Milena Paris si avvicina alla musica a 13 anni, intraprendendo lo studio della chitarra e del canto moderno. Cresciuta con il pop-rock britannico e l’r’n’b degli anni ’90, perfeziona privatamente lo studio del canto e successivamente continua gli studi in Canto Jazz presso il Conservatorio G. Verdi di Milano. Consegue il diploma di triennio a pieni voti presentando un progetto dal titolo Revisiting Kurt Weill, una produzione di jazz moderno realizzato sfruttando le sonorità elettriche nella ricerca di un approccio musicale contaminato con quelle che sono le sue influenze di background, e in seguito il diploma di biennio con il proprio progetto di musica originale.
Nel 2017 viene selezionata come cantante solista e corista della Verdi Jazz Orchestra diretta dal M° Pino Jodice, con la stessa orchestra registrerà nel 2021 un concerto promozionale per il Conservatorio G. Verdi di Milano. Negli anni ha prestato la voce per sigle tv e spot, colonne sonore per cortometraggi, collaborazioni in studio come corista e lead vocalist in diversi ambiti musicali, e ha avuto modo di performare su palchi e in contesti rilievo (Expo 2015, Vimercate Festival, Padiglione d’Arte contemporanea di Milano, Bergamo Estate, etc).
Nel 2020 pubblica il primo singolo, “Intuition”, mentre nel 2021 il secondo, “Childhood Wisdom”, come artista indipendente. Cantante dalla formazione eterogenea, la sua concezione artistica è mossa dal desiderio di scendere in profondità per poi risalire in superficie, scavare nell’intimo come sanno fare i cantautori che la affascinano, ma con un vestito completamente differente e che affonda le sue radici nel jazz moderno.
Lo scorso 10 gennaio è uscito su tutte le piattaforme digitali il primo EP intitolato “OLTREMARE”, una raccolta di quattro brani in italiano capaci di coniugare melodie pop, ricerca poetica, atmosfere oniriche e armonie di stampo jazzistico.
Abbiamo provato a conoscere meglio Milena attraverso le canzoni che ascolta abitualmente. Ecco quali sono le sue preferite:
Misread – Kings of Convenience
Questo è il disco che posso ascoltare sempre ma soprattutto è il mio disco della domenica.
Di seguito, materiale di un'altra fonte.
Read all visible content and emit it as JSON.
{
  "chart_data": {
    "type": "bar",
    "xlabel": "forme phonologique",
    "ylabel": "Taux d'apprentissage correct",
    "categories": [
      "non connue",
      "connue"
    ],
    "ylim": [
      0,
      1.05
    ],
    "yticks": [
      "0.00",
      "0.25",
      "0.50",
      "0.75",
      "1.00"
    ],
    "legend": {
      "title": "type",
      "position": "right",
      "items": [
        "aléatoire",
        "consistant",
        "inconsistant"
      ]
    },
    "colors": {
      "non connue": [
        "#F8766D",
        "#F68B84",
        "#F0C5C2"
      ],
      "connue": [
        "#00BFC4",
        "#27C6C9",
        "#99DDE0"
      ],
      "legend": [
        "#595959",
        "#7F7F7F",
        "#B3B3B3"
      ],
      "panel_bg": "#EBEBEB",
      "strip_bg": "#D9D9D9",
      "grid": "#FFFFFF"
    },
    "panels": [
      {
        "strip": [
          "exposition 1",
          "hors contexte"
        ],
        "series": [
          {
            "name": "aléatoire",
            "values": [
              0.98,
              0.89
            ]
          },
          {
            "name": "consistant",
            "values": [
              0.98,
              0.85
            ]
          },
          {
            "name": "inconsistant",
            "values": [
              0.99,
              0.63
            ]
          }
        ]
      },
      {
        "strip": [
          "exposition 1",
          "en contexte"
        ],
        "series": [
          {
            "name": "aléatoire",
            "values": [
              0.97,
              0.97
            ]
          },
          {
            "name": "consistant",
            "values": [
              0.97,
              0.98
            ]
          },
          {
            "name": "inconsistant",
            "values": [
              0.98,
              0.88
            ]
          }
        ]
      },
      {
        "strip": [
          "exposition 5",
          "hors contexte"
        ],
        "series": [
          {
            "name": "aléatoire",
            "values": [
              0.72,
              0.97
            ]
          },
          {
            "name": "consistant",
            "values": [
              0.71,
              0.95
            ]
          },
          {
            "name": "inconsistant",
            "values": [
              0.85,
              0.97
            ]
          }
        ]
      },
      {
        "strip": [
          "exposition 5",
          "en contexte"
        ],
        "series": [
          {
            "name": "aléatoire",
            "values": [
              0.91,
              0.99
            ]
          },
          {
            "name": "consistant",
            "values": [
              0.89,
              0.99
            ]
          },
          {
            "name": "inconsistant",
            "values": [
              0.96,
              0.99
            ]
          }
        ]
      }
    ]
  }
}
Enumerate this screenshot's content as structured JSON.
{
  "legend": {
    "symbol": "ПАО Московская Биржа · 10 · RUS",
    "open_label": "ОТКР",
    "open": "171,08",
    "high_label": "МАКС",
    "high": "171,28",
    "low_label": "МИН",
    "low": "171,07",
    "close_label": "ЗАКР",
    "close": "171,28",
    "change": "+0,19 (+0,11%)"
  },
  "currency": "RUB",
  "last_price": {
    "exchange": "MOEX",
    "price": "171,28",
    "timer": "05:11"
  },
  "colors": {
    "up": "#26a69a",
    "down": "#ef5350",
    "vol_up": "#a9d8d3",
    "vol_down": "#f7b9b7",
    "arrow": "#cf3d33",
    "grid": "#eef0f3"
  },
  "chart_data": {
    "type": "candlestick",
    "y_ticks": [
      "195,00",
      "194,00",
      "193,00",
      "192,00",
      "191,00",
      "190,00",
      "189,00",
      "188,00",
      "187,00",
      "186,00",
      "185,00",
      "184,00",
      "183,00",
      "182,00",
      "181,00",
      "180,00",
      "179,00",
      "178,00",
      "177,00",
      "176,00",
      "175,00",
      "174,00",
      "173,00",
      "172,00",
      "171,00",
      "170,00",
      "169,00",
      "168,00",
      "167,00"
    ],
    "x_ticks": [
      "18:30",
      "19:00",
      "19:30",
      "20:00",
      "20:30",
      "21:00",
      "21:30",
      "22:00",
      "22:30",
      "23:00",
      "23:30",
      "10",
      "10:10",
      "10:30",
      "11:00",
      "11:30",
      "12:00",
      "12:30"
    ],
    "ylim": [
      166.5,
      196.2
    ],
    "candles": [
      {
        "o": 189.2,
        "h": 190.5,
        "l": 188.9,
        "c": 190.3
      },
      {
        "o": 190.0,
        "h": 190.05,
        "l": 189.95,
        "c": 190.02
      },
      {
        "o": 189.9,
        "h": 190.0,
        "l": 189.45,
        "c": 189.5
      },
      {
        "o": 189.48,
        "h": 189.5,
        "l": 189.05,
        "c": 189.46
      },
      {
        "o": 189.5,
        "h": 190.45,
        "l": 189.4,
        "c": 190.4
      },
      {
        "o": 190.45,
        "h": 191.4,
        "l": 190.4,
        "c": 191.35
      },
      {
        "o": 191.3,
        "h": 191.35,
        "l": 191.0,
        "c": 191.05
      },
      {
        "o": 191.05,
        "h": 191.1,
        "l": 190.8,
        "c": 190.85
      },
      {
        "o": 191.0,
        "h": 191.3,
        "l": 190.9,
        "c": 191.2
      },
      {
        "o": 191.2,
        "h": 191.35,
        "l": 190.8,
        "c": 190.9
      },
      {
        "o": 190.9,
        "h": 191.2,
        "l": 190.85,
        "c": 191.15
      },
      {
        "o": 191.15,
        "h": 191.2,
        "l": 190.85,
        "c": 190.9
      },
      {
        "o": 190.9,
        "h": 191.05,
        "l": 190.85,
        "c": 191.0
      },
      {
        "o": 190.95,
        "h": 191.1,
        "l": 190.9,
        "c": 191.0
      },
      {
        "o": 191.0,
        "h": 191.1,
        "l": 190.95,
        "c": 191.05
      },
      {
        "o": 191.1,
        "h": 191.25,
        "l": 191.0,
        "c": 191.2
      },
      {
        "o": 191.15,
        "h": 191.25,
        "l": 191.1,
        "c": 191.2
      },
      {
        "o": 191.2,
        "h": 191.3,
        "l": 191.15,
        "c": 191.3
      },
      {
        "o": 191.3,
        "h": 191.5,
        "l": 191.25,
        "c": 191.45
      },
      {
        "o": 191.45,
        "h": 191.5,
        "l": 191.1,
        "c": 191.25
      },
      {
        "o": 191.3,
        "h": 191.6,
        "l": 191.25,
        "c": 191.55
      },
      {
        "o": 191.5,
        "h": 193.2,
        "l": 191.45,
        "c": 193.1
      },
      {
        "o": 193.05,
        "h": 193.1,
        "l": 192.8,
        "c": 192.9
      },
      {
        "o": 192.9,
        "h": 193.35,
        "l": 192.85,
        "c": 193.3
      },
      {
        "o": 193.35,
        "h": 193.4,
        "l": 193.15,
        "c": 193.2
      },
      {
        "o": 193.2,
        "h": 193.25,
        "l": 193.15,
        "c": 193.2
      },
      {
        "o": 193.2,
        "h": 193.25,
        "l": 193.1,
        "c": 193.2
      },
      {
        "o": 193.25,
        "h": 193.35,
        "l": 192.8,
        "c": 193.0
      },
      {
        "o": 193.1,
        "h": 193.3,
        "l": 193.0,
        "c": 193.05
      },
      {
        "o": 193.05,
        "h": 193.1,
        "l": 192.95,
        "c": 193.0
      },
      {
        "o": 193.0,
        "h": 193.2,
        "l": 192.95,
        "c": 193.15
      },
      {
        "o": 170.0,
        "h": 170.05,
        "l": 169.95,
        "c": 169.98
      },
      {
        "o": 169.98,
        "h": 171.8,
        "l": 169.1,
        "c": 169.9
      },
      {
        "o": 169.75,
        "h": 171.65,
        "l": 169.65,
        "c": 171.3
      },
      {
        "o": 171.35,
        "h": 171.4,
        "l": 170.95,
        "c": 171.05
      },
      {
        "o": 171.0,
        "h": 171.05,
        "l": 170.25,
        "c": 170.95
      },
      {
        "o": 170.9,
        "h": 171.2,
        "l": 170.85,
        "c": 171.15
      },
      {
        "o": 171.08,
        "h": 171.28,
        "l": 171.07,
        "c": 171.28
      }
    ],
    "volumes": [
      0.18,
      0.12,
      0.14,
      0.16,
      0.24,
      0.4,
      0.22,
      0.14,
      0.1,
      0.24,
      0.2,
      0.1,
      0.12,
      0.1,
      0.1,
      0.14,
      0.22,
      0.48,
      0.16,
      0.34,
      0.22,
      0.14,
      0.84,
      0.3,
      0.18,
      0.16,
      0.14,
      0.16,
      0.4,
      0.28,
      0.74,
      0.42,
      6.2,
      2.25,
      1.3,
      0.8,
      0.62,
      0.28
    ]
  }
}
Mi mette pace.
Questo brano in particolare credo sia semplicemente perfetto, melodico e non banale, ritmato da farti muovere la testa senza neanche sfruttare le pulsazioni di una batteria. La melodia delle chitarre è così forte da bastare a sé stessa e le voci armonizzate sono sempre interessanti.
Bamboléo – Gipsy Kings
Probabilmente questo brano non sarebbe in questa lista se non avesse un valore storico così forte per me. È il brano che mio padre metteva sempre in auto mentre si viaggiava d’estate con noi (me e mia sorella) piccole. Non esisteva viaggio verso la Liguria senza ascoltare i Gipsy Kings e questo brano in particolare.
Avrà sempre un valore unico per me, parla di prendere la vita e l’amore così come vengono, è un inno alla libertà e nonostante da bambina non capissi le parole mi dava comunque questa vibe.
You Sent Me Flying – Amy Winehouse
Il disco da cui è tratto questo brano è Frank e l’ho letteralmente divorato, l’ho così consumato che ora alla terza traccia è illeggibile.
Ho prosciugato questo disco e You Sent Me Flying è il brano che, insieme a Moody’s Mood for Love, mi ha stimolato di più in quanto a studio tecnico vocale. Amy fa veramente tutto con la voce, si muove sul tempo come vuole e fa voli pindarici con una libertà assoluta.
The Nearness Of You – Carmichael/Washington
Questo brano credo sia il mio standard jazz preferito, nella sua semplicità ed eleganza non è mai riuscito a stancarmi ed è quel brano che canterò sempre. Ad una jam jazz o comunque in una situazione senza prove e preparazione canto sempre The Nearness Of You, è il mio brano jazz.
Qui nella versione di Norah Jones, ma ce ne sono davvero tante, mi piace moltissimo anche quella di Kandace Springs.
Holy Room – Somi
Holy Room è una sorta di spiritual in cui Somi si prende la libertà di chiamare la preghiera musulmana attraverso le parole “Allahu Akbar”, mentre la tastiera accenna al suono di un organo da chiesa. Petite Afrique è un disco pazzesco, Somi parla della gentrificazione di Harlem attraverso le chiacchiere che ha avuto con i tassisti del quartiere, e che riporta anche nel suo disco.
È un disco ricco di sentimenti contrastanti, multisfaccettato ed estremamente elegante: non è jazz, non è pop, non è cantautorato, non è world music, ma è tutte queste cose insieme e rappresenta uno spunto creativo molto molto interessante per me.